One of the topics I teach in my internet law course is the steady erosion of the boundary between digital and physical privacy. For years, privacy debates centered on what we do online: how we scroll, what we buy, who we email. But location tracking has collapsed that distinction. Your phone knows where you sleep, which doctor you visit, and whether you attended a protest. And because that data is collected continuously, stored indefinitely, and held by private companies, it is available to law enforcement with the right legal process. The question the Supreme Court will take up in April is just how much process the Fourth Amendment requires.

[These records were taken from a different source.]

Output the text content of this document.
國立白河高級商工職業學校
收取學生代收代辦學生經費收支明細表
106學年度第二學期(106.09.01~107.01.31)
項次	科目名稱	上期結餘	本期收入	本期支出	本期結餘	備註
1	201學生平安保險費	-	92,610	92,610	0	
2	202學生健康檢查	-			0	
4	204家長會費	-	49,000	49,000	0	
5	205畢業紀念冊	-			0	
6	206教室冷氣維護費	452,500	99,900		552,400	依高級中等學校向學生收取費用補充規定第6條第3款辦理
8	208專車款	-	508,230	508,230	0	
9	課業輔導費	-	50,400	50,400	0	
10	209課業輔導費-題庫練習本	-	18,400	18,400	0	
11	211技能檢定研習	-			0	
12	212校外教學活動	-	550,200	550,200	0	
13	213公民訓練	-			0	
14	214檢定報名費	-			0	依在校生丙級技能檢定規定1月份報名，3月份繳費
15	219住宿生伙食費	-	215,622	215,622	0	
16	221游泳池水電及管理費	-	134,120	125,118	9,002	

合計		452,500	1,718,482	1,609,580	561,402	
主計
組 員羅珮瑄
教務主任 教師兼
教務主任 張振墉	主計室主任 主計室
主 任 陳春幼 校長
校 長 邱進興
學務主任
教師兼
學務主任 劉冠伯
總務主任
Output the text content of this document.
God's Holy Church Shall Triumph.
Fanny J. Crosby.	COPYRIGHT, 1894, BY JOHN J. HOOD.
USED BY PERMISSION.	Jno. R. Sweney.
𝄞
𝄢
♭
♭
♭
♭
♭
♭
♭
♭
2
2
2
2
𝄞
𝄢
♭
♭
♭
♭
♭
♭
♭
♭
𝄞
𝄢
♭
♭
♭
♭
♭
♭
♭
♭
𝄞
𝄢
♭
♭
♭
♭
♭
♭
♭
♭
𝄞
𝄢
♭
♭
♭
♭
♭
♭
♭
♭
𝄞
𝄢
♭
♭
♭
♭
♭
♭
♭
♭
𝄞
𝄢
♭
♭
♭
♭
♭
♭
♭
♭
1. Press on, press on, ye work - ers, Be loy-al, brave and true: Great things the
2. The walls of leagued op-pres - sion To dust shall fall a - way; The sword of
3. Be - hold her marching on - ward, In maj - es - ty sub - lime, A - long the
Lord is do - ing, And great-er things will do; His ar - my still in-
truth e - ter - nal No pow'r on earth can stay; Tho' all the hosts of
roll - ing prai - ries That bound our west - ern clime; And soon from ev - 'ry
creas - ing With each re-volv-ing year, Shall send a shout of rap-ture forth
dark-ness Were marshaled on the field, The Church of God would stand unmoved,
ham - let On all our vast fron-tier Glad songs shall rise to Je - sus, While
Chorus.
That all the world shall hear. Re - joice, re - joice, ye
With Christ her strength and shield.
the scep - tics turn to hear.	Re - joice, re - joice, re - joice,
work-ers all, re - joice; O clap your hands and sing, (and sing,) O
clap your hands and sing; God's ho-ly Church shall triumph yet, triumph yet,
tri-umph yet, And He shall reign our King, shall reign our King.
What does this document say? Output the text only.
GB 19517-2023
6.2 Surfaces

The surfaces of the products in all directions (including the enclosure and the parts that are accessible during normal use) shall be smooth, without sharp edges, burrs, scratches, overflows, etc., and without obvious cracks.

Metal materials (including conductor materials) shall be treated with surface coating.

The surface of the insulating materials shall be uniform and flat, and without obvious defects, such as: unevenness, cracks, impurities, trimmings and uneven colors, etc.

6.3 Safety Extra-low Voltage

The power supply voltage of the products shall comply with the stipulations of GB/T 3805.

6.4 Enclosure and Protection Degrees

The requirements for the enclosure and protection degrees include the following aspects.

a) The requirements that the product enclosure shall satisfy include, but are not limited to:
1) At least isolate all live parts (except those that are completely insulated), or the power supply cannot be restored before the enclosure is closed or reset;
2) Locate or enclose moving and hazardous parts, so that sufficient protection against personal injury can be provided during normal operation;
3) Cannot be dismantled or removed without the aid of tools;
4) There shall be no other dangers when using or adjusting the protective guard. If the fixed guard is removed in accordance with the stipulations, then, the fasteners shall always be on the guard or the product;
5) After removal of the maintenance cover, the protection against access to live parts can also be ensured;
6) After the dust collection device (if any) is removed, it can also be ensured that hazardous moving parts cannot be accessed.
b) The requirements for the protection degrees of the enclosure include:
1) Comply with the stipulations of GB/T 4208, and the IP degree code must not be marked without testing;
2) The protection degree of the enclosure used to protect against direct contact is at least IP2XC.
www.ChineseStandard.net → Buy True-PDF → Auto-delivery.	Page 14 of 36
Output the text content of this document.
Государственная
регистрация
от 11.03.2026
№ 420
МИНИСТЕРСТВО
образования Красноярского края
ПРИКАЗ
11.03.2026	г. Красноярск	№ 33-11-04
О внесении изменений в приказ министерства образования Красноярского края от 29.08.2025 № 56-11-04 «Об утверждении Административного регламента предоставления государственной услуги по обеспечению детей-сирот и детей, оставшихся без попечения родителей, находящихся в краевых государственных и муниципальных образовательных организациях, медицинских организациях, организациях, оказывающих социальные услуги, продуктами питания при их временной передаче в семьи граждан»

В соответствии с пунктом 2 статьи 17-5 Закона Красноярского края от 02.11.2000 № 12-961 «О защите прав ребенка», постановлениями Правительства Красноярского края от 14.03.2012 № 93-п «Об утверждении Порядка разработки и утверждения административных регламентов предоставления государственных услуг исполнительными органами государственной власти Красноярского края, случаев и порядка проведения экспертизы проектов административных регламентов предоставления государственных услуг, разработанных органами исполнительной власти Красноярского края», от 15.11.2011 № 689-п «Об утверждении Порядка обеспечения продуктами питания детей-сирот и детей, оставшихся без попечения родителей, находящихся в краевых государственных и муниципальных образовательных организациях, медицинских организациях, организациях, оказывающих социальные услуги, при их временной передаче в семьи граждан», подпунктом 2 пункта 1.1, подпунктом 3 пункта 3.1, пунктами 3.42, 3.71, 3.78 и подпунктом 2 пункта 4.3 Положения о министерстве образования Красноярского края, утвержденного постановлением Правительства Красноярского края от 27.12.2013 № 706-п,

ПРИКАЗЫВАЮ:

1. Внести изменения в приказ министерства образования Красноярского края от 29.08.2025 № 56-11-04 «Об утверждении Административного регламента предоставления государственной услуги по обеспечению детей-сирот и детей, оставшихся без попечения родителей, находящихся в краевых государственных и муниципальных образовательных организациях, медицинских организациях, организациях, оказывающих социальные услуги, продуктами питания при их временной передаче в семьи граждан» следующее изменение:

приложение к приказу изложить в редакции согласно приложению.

In Chatrie v. United States, No. 25-112, the Court is hearing its first case addressing the constitutionality of geofence warrants. A geofence warrant works differently from a traditional warrant. Instead of identifying a suspect and then seeking evidence, law enforcement identifies a location and a time window and then asks a technology company to hand over data on every device that was nearby. In this case, a detective investigating a 2019 bank robbery in Midlothian, Virginia, obtained a warrant directing Google to search its Sensorvault database, which at the time held continuous location records for over 500 million users of Google's Location History service. The warrant defined a geofence with a 150-meter radius centered on the bank and a one-hour window around the robbery.

Google's initial search returned anonymized location data for 19 devices in the zone. What followed was a three-step process designed by Google. The detective, without returning to a judge, selected nine of the 19 accounts for expanded tracking over a two-hour window with no geographic limits. He then asked Google to de-anonymize three of those accounts, again without judicial approval. One belonged to Okello Chatrie.